British security company discovers vulnerabilities in EV chargers

Researchers at cybersecurity company Pen Test Partners have discovered vulnerabilities in multiple EV chargers and platforms. Vulnerabilities were discovered in the APIs of some charging platforms that allowed accounts and charging points to be taken over.

According to Pen Test Partners, the vulnerabilities could allow electricity to be stolen and falsely charged to other accounts. Users can be prevented from charging electrically by malicious parties and the stability of the electricity grid can be endangered if hackers manage to activate or switch off charging points simultaneously.

Six manufacturers of EV chargers passed in review: Hypervolt, Rolec, EO Hub, EVBox, Wallbox and Project EV. These manufacturers are subsidized by the UK government, according to Pen Test Partners, and are also used on the European mainland.

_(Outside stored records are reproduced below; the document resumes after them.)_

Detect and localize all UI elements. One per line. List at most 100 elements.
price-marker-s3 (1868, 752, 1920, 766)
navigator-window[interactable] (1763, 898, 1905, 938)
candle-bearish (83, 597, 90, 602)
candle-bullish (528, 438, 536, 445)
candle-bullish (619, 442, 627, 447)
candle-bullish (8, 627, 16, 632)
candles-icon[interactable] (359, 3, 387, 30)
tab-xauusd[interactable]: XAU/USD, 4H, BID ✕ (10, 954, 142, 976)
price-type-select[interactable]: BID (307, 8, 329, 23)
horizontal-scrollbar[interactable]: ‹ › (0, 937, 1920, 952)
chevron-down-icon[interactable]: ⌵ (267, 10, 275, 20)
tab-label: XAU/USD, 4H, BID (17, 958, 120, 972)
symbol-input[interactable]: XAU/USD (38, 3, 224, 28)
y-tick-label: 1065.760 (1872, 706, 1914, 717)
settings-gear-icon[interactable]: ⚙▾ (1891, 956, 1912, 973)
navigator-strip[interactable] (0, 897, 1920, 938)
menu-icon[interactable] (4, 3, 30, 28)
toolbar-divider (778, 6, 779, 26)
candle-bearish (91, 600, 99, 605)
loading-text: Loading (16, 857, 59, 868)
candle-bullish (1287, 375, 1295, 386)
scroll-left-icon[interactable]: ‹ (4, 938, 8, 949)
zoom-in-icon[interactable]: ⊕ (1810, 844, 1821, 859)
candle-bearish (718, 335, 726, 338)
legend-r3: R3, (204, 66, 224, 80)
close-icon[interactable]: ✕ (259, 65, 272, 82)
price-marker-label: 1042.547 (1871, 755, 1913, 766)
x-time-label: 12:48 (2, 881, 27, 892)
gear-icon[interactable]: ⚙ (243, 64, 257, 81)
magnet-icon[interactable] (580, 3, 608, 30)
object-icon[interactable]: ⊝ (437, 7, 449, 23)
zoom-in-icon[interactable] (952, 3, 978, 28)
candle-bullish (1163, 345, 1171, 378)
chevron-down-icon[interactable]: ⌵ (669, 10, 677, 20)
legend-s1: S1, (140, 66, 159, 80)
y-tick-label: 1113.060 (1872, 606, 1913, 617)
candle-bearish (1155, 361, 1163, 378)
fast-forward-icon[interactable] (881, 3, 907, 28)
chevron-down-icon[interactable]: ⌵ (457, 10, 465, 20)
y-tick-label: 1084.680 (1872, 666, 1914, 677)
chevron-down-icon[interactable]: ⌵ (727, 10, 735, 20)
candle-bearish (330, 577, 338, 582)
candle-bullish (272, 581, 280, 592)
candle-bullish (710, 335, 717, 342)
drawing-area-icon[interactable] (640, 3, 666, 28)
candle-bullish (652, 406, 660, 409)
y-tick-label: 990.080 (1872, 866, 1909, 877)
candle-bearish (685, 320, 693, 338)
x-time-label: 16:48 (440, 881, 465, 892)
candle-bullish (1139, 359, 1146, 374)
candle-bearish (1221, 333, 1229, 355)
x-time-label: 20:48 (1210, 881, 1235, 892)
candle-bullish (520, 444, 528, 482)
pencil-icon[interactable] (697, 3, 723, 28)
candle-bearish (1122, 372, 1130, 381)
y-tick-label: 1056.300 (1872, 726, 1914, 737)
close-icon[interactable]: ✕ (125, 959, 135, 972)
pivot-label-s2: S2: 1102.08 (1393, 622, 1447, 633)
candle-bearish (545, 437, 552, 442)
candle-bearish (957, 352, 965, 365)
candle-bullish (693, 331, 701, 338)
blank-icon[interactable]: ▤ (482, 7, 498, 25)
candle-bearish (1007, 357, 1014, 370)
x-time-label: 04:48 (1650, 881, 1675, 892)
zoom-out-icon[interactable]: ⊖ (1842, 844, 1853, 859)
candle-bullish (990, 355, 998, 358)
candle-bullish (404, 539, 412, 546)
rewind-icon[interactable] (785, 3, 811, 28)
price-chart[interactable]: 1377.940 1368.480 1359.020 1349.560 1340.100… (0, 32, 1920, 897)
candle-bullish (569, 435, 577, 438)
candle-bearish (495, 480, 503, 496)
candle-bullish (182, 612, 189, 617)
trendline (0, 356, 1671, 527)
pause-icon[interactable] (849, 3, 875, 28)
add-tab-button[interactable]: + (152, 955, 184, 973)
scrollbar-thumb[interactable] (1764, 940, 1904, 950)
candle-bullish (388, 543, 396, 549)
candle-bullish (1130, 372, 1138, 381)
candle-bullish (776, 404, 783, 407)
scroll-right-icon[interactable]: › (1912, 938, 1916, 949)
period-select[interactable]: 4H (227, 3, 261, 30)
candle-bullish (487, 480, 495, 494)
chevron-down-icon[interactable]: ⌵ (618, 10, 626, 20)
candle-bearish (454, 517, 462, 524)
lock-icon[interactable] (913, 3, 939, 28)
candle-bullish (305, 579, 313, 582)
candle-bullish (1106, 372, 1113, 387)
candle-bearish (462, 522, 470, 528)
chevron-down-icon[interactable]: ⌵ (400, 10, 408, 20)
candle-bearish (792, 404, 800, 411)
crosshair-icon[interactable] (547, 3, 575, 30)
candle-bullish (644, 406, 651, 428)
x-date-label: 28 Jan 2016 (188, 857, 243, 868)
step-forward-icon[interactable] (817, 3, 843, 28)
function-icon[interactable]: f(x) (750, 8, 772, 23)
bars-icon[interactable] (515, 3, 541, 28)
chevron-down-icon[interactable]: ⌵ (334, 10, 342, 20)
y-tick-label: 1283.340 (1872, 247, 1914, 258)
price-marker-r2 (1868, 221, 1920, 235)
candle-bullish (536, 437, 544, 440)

The Project EV charger scored the worst in terms of security. With this charger, according to Pen Test Partners, it was not necessary to log in with the correct data. “The device assumed that all the parameters you entered were correct,” the company says. “On the basis of an easily traceable serial number, attackers can then gain access to the charger.”

The researchers reported their findings at Project EV, but they said they did not receive an answer. “It was only after journalists from the BBC were called in that the company took action to improve security measures and push a firmware update for the chargers.”

Pen Test Partners also discovered vulnerabilities in the APIs of the Wallbox, EO Hub and Hypervolt brands. In addition, the chargers of these brands used a built-in Raspberry Pi module and according to the company, data extraction by malicious parties can be done very easily. All vulnerabilities have been fixed, according to Pen Test Partners, although the company recommends better securing the Raspberry Pi modules that are still in use.

Update8:40 pm: Risk vulnerabilities clarified.